Auch wenn Bonfanti alterstechnisch das jüngste Bandmitglied ist, er lebt und interpretiert die Hits von Ten Years After auf seine ganz eigene, ungekünstelte Weise ohne auch im geringsten den legendären Sänger und Gründer der Band, Alvin Lee († 2013), kopieren zu wollen. Ob an der Gitarre, an der Mundharmonika oder beim Gesang, Bonfanti taucht in seine eigene Welt ab und zieht dabei sowohl das Publikum wie auch seine Bandkumpels mit ein. Besonders die eigenwillige Interpretation aber auch die Bearbeitung seines Instruments schlug bereits nach wenigen Minuten auf das Publikum, welches nach und nach in den Band des typischen Woodstock-Sounds gezogen wurde. Hits wie „Me and my Baby“, „I say Yeah“ oder „I’m Coming on“ brachten so richtig Stimmung in den Kammgarn-Club. Dazwischen räumte Bonfanti aber auch immer wieder das Rampenlicht für seine Bandkollegen welche mit beachtlichen Solos zeigten, dass diese noch lange nicht zum „alten Eisen“ gehören. Auch Ric Lee zeigte was er noch alles mit seinen Dumsticks aus seinem Instrument herausholen vermochte und Colin Hodgkinson ebenso mit seinem Solo und Interpretation am Bass mit einer Jesse Fuller’s Coverversion von „San Francisco Bay Blues“.

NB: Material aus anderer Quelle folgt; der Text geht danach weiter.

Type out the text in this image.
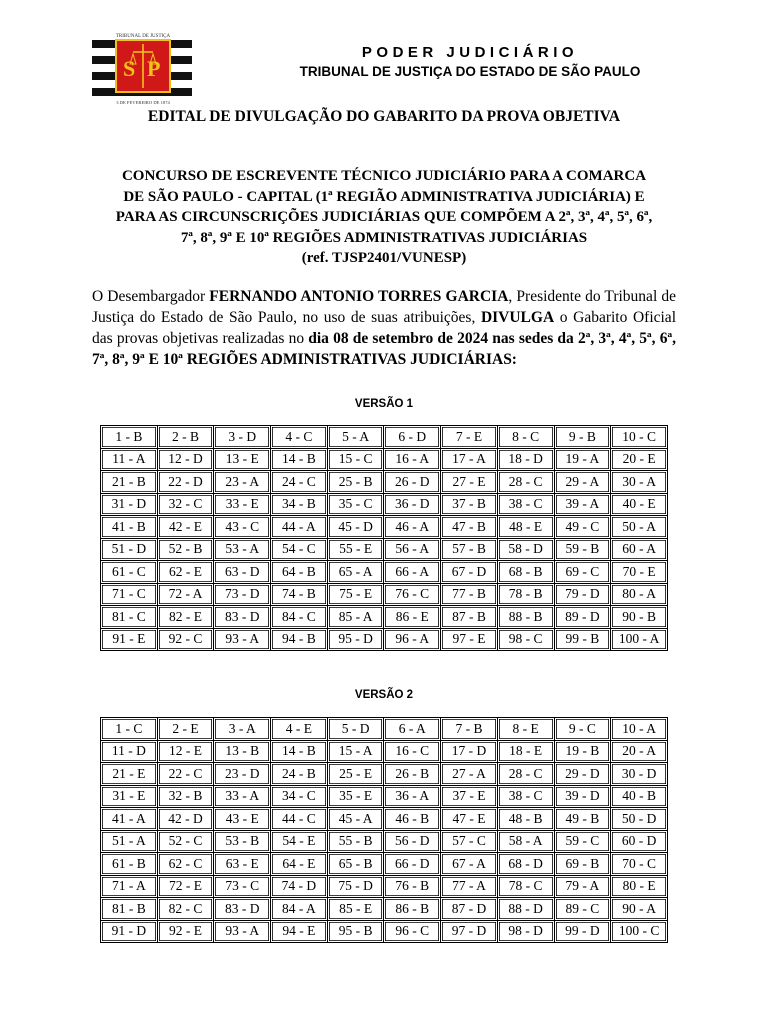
S P
TRIBUNAL DE JUSTIÇA
3 DE FEVEREIRO DE 1874
PODER JUDICIÁRIO
TRIBUNAL DE JUSTIÇA DO ESTADO DE SÃO PAULO
EDITAL DE DIVULGAÇÃO DO GABARITO DA PROVA OBJETIVA
CONCURSO DE ESCREVENTE TÉCNICO JUDICIÁRIO PARA A COMARCA
DE SÃO PAULO - CAPITAL (1ª REGIÃO ADMINISTRATIVA JUDICIÁRIA) E
PARA AS CIRCUNSCRIÇÕES JUDICIÁRIAS QUE COMPÕEM A 2ª, 3ª, 4ª, 5ª, 6ª,
7ª, 8ª, 9ª E 10ª REGIÕES ADMINISTRATIVAS JUDICIÁRIAS
(ref. TJSP2401/VUNESP)
O Desembargador FERNANDO ANTONIO TORRES GARCIA, Presidente do Tribunal de Justiça do Estado de São Paulo, no uso de suas atribuições, DIVULGA o Gabarito Oficial das provas objetivas realizadas no dia 08 de setembro de 2024 nas sedes da 2ª, 3ª, 4ª, 5ª, 6ª, 7ª, 8ª, 9ª E 10ª REGIÕES ADMINISTRATIVAS JUDICIÁRIAS:
VERSÃO 1
1 - B	2 - B	3 - D	4 - C	5 - A	6 - D	7 - E	8 - C	9 - B	10 - C
11 - A	12 - D	13 - E	14 - B	15 - C	16 - A	17 - A	18 - D	19 - A	20 - E
21 - B	22 - D	23 - A	24 - C	25 - B	26 - D	27 - E	28 - C	29 - A	30 - A
31 - D	32 - C	33 - E	34 - B	35 - C	36 - D	37 - B	38 - C	39 - A	40 - E
41 - B	42 - E	43 - C	44 - A	45 - D	46 - A	47 - B	48 - E	49 - C	50 - A
51 - D	52 - B	53 - A	54 - C	55 - E	56 - A	57 - B	58 - D	59 - B	60 - A
61 - C	62 - E	63 - D	64 - B	65 - A	66 - A	67 - D	68 - B	69 - C	70 - E
71 - C	72 - A	73 - D	74 - B	75 - E	76 - C	77 - B	78 - B	79 - D	80 - A
81 - C	82 - E	83 - D	84 - C	85 - A	86 - E	87 - B	88 - B	89 - D	90 - B
91 - E	92 - C	93 - A	94 - B	95 - D	96 - A	97 - E	98 - C	99 - B	100 - A
VERSÃO 2
1 - C	2 - E	3 - A	4 - E	5 - D	6 - A	7 - B	8 - E	9 - C	10 - A
11 - D	12 - E	13 - B	14 - B	15 - A	16 - C	17 - D	18 - E	19 - B	20 - A
21 - E	22 - C	23 - D	24 - B	25 - E	26 - B	27 - A	28 - C	29 - D	30 - D
31 - E	32 - B	33 - A	34 - C	35 - E	36 - A	37 - E	38 - C	39 - D	40 - B
41 - A	42 - D	43 - E	44 - C	45 - A	46 - B	47 - E	48 - B	49 - B	50 - D
51 - A	52 - C	53 - B	54 - E	55 - B	56 - D	57 - C	58 - A	59 - C	60 - D
61 - B	62 - C	63 - E	64 - E	65 - B	66 - D	67 - A	68 - D	69 - B	70 - C
71 - A	72 - E	73 - C	74 - D	75 - D	76 - B	77 - A	78 - C	79 - A	80 - E
81 - B	82 - C	83 - D	84 - A	85 - E	86 - B	87 - D	88 - D	89 - C	90 - A
91 - D	92 - E	93 - A	94 - E	95 - B	96 - C	97 - D	98 - D	99 - D	100 - C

So richtig groovig ging es dann gegen den Schluss der Show zu und her. Mit den beiden Coversongs „Good Morning little Schoolgirl“ und „Help Me“ von Sonny Boy Williams kündigte die Band nach knapp 100 Minuten Spielzeit, langsam aber sicher das Ende der Show an. Doch die Fans und Besucher wussten, ein Stück fehlte noch. „I’m going Home“ – der Ten Years After Song überhaupt. Wie bereits zu Woodstock-Zeiten 1968 fiel auch dieser Mitreissende Knall in die Zugabe der Band und die gaben nochmals alles, der Saal kochte und die Band legen mit „Choo Choo Mama“ gleich noch eins oben drauf bevor der Instrumente an diesem Abend dann endgültig verstummten.

Auch wenn Marcus Bonfanti bereits während der Show angekündigt hatte, dass die Band nach dem Auftritt noch am Merch-Stand für Autogramme zur Verfügung stehe, war es etwas unverständlich dass nur wenige Besucher das Angebot der ehemaligen und verbleibenden Woodstock-Legenden in Kauf genommen haben. Umso mehr freuten sich die Bandmitglieder als ein Fan der „alten Schule“ noch mit original Schallplatten auftauchte und sich so die beiden Unterschriften der Woodstock-Helden Lee & Churchill für immer sicherte.